あ、静雄君だ。追いかけられているのはあの人。短めの学ランをなびかせながら正門へと駆け抜ける彼。私は、それを見ていることしかできなかった。もう伝えられない。早咲きの桜がひらりと散った。私の涙を見ていたのは、桜の花びらだけ。



好きだったのにな、臨也君…」



小さく呟いた。新羅君がこっちを見ている。口パクで「美々前移動してるよ」と教えてくれた。慌てて頷いてから前に進む。新羅君は何か言いたそうだったけど無視してもう一回だけ正門を見る。遠ざかる黒い影。…さようなら、でもまた逢いたい。私は前に向かった。桜はまだ散っていた。

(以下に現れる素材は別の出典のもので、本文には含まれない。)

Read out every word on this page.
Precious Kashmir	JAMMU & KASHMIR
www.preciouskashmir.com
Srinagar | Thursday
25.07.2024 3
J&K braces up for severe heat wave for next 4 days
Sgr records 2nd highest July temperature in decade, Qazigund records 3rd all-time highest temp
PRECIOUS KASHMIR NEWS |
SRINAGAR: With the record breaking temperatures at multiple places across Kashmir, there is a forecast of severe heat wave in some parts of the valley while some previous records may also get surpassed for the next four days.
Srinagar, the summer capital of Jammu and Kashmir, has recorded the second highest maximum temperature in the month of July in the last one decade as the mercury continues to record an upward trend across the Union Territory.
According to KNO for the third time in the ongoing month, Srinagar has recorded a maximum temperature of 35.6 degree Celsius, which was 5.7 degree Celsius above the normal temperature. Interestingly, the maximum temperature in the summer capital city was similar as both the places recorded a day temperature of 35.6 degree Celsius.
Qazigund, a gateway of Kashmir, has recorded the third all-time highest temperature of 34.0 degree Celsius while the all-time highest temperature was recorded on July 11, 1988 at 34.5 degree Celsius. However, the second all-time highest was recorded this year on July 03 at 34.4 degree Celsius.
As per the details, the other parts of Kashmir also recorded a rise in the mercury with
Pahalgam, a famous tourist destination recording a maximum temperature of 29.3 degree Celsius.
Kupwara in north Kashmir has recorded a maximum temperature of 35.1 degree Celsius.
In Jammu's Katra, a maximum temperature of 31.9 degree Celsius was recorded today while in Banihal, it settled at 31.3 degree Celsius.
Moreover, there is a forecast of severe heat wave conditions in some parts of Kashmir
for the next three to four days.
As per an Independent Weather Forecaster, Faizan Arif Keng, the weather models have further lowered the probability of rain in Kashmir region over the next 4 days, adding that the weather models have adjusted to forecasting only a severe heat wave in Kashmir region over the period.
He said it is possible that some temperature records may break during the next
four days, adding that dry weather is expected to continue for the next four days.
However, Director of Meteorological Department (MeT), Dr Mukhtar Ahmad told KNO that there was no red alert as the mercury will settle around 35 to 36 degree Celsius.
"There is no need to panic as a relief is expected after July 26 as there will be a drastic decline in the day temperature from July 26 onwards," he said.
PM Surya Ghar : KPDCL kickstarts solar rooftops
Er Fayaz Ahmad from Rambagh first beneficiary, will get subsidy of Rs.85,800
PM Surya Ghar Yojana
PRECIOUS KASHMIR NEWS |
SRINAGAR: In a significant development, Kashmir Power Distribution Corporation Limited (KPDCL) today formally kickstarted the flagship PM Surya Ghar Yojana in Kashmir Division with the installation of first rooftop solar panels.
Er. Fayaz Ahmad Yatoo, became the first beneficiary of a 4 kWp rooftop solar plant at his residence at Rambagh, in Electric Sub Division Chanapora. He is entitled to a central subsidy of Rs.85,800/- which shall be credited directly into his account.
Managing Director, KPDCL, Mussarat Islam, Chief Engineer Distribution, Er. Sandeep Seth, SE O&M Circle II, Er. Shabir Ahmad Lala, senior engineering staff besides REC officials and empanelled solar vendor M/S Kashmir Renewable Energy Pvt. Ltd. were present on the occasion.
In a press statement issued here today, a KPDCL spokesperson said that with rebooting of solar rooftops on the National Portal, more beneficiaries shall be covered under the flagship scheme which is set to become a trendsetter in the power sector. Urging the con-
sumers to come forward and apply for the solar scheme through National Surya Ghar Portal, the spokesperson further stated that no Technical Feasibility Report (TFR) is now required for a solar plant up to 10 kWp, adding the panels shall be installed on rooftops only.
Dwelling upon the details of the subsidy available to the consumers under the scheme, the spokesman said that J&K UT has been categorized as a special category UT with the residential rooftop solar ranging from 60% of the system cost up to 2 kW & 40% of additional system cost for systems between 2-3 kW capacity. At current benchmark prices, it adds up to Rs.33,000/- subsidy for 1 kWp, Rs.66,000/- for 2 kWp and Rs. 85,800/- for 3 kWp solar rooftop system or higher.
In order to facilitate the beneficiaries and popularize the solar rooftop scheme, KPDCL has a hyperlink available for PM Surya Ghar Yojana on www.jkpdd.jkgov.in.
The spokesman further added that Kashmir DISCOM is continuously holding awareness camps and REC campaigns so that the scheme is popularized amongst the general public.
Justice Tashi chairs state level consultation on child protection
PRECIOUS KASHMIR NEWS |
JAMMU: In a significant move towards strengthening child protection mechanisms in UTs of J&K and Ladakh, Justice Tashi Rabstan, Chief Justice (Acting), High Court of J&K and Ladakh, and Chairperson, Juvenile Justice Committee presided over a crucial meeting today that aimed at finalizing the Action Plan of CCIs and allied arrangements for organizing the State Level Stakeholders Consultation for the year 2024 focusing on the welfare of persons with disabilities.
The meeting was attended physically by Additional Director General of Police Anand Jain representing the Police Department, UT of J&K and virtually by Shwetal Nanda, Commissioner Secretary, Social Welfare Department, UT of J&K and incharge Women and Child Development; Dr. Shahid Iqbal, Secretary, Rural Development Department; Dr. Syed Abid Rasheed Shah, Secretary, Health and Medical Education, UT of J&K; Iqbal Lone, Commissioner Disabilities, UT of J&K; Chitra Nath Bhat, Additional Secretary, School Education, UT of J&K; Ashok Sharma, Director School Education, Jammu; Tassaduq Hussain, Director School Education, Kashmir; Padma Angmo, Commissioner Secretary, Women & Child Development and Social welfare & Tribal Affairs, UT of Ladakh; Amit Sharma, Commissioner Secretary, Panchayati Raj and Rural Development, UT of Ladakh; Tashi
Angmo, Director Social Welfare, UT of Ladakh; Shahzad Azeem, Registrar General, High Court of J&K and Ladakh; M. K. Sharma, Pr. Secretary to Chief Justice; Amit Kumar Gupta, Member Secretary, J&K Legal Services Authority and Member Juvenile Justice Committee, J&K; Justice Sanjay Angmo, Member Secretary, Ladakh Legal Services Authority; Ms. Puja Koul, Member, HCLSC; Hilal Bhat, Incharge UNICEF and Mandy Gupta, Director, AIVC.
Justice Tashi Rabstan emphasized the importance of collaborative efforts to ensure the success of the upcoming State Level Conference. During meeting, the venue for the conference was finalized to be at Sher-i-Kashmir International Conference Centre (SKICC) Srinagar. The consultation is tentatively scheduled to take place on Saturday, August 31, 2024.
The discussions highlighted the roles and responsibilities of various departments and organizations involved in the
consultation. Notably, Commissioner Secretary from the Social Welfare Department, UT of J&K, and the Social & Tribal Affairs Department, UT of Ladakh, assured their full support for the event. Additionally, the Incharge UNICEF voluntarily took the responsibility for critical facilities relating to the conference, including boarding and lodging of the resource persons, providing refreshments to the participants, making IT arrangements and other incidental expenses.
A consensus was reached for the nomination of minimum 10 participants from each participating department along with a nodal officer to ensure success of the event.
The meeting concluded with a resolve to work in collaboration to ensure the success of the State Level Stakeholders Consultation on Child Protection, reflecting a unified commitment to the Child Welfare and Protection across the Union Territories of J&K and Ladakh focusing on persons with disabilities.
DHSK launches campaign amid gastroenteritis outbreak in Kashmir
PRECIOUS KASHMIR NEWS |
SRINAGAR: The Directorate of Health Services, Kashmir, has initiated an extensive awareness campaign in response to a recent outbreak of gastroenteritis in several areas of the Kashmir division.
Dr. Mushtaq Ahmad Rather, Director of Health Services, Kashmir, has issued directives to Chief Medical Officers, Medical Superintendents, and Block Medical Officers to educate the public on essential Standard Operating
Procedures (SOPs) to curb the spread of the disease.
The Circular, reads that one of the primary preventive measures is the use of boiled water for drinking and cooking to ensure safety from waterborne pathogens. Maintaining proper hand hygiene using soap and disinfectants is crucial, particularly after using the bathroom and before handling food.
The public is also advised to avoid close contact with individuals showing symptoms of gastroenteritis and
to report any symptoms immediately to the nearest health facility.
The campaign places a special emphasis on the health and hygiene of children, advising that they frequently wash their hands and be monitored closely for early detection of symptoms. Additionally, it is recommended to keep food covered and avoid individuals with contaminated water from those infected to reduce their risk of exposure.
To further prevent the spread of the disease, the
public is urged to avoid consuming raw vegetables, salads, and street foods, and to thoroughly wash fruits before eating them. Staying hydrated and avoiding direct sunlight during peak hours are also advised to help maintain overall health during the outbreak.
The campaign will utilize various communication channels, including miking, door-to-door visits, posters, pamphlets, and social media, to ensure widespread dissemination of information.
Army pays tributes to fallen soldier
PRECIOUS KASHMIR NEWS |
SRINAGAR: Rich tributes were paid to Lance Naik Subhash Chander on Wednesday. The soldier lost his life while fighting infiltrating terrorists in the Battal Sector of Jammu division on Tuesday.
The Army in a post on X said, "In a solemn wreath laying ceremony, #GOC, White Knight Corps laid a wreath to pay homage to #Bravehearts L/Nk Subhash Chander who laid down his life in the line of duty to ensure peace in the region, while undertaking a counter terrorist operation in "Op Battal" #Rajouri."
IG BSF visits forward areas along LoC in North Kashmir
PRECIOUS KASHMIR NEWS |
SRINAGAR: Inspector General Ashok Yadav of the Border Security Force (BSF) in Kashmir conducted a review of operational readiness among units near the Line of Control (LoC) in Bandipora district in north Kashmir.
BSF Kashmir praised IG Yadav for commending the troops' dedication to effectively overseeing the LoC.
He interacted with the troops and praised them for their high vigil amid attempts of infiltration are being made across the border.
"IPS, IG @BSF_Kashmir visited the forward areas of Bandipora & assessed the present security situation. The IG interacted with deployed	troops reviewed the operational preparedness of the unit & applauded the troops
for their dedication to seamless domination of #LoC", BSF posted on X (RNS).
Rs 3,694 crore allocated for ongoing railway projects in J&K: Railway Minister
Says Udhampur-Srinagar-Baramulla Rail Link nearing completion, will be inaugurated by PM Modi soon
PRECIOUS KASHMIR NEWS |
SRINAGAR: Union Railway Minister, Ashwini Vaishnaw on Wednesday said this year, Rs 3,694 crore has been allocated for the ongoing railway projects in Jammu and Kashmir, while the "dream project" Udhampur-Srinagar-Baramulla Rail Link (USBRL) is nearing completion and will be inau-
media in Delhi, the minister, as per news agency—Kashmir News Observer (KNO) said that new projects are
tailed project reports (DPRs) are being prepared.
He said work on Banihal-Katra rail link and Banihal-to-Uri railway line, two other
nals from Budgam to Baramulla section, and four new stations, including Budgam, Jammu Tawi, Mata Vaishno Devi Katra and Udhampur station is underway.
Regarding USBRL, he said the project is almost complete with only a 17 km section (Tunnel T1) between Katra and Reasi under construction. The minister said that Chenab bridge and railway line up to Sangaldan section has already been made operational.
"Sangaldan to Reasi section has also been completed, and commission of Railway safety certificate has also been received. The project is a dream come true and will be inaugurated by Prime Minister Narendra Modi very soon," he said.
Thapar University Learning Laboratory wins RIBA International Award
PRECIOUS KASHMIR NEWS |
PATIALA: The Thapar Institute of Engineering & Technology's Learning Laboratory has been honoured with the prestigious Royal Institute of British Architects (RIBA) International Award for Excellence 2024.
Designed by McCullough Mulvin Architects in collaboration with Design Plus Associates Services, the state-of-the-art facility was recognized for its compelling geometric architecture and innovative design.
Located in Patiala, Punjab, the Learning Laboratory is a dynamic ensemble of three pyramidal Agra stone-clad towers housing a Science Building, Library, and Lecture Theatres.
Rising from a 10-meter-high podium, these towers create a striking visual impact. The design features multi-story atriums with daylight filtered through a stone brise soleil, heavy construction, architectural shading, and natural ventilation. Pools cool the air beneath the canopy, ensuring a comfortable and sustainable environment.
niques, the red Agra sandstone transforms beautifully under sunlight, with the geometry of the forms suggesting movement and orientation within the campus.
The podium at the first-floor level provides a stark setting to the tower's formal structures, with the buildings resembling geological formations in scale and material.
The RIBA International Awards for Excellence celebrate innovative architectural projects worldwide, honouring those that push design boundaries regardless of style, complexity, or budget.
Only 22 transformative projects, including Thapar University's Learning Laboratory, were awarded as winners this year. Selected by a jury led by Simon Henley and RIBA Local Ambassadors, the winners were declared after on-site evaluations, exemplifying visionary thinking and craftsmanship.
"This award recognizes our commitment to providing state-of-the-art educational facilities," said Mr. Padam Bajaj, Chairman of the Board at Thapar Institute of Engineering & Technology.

「――――――――あ、臨也かい?今日も見事な走りっぷりだったね!ん?本題?………本当に彼女に伝えなくていいのかい?……………え、その方が楽しいから、って…ホントキミって嫌な奴だなー僕は知らないからねー」


受話器越しに聞こえる乾いた笑い声を遠ざけるために通話を切った。新羅は携帯を閉じながら可哀想な美々を思い描いた。目立つような子ではないけど可愛かった。そんな女の子があの臨也を好きになるなんてね…。もっと言うならば特に臨也とは接点もなかった。けれども相思相愛。でも相手が悪かった、あの人間のみが好きな、愛している折原臨也だという事。例え愛しい人間にだって彼は自分が楽しむ為に最大限に利用する。彼女を哀れみながらもこの最後はどうなるのか、実に楽しみだ。小さく笑いながら新羅はマンションに帰宅するため、校門を出た。臨也だけじゃない、僕も彼女も狂っていると思いながら。